Chinese authorities are reportedly reviewing whether Meta’s acquisition of Manus may violate China’s technology export control laws. In particular, officials are examining whether Manus required an export license when it relocated its core technical team from China to Singapore — a practice that has become common enough to earn the nickname “Singapore washing.”

A recent Wall Street Journal article suggested that Beijing had limited ability to influence the deal because of Manus’s presence in Singapore. However, current regulatory reviews indicate that the assessment may have underestimated China’s leverage.

Officials in Beijing are reportedly concerned that allowing the transaction to proceed without intervention could encourage more Chinese startups to relocate physically overseas to avoid domestic regulatory oversight. Winston Ma, a professor at New York University School of Law and a partner at Dragon Capital, told the Journal that a smooth closing would “create a new path for young AI startups in China.”

There is precedent for Beijing taking action. During Donald Trump’s first term, China used similar export-control mechanisms to push back against the administration’s attempt to ban TikTok. In recent commentary on WeChat, the same Chinese professor warned that Manus’ founders could face criminal liability if restricted technologies were exported without proper authorisation.
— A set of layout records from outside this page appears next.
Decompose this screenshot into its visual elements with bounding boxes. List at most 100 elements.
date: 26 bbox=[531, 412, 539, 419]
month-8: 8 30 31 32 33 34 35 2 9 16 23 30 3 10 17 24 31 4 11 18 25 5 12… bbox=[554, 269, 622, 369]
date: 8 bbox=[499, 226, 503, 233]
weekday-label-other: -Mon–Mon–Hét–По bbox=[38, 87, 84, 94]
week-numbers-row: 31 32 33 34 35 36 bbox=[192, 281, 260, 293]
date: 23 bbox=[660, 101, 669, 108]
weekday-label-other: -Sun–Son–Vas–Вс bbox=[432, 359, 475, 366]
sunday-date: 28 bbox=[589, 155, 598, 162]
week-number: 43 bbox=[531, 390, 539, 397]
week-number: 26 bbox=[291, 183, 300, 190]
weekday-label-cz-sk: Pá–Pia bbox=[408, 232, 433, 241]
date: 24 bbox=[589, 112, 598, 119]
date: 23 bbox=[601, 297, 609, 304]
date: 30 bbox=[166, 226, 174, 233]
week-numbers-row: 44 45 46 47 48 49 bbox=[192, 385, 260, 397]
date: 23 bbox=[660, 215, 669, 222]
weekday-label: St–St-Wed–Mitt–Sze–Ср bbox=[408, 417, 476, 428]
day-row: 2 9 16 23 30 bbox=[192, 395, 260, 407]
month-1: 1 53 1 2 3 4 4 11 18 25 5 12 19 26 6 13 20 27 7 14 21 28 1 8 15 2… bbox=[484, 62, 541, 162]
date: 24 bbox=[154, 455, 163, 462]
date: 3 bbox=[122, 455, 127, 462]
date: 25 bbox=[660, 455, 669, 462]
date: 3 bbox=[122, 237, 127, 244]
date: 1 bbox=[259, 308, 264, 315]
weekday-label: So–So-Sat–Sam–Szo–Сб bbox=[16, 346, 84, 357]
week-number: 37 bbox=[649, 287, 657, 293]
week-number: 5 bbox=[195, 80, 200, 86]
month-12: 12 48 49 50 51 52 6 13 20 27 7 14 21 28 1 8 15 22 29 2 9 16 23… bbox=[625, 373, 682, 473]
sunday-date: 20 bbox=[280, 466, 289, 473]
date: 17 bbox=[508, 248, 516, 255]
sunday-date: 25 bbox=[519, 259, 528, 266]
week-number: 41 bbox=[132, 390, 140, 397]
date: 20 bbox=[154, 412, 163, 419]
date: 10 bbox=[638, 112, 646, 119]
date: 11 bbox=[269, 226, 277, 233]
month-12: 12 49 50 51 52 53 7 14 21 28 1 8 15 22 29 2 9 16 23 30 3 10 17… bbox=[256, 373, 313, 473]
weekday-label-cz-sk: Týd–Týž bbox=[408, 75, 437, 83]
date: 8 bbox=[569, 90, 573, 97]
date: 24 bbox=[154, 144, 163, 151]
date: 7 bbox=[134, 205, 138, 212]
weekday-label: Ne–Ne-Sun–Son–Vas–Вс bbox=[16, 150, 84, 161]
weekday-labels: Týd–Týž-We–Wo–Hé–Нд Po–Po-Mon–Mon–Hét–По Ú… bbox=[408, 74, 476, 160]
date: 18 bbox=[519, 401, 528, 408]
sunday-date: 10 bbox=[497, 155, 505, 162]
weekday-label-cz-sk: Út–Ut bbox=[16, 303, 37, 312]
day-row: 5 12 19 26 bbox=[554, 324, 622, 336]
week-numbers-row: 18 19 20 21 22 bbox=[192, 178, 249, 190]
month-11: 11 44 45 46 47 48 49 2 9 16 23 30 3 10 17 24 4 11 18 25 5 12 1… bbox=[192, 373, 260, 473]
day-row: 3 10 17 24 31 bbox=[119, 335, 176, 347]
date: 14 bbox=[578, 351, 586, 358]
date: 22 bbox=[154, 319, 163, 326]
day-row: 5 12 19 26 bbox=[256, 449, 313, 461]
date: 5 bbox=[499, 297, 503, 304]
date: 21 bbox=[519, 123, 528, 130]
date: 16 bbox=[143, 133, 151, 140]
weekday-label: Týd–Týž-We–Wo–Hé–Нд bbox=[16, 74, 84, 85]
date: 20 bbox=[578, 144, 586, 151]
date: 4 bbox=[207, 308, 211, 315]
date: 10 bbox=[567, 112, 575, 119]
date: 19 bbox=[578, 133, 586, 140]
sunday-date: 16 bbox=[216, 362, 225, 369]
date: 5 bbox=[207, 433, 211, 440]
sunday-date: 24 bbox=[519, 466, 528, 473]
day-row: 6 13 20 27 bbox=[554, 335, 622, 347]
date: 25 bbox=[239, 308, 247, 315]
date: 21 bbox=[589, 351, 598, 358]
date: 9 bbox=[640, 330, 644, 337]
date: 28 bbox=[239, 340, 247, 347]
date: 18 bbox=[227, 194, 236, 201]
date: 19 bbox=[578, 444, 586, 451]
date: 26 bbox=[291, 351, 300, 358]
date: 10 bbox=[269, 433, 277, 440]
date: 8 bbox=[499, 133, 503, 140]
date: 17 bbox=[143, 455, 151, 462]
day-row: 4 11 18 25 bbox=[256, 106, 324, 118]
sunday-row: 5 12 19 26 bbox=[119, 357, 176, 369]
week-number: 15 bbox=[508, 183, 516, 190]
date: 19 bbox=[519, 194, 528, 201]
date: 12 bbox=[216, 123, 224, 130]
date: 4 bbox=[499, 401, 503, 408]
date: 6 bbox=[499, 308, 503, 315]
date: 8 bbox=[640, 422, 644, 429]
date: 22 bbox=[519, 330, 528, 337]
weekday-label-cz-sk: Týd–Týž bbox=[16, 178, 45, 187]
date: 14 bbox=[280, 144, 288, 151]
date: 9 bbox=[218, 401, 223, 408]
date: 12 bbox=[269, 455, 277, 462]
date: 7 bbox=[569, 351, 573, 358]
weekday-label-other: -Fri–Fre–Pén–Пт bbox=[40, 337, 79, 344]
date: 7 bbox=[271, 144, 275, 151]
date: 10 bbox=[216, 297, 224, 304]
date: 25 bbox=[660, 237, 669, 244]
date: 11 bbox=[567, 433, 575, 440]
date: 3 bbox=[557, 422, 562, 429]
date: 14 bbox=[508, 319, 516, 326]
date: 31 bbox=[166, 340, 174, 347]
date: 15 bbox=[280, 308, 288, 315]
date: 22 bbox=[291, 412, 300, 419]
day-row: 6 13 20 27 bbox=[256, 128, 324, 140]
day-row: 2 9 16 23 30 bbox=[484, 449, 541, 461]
Meanwhile, some analysts in the United States view the deal through a very different lens. Several have characterised the acquisition as validating Washington’s investment restrictions, arguing that it demonstrates that Chinese AI talent is increasingly migrating to the U.S. technology ecosystem. One expert told the Financial Times that the transaction shows “the US AI ecosystem is currently more attractive.”

It remains unclear whether the regulatory uncertainty will affect Meta’s plans to integrate Manus’ AI agent software into its products. What is clear, however, is that the $2 billion deal has become more complex — and more geopolitically sensitive — than initially anticipated.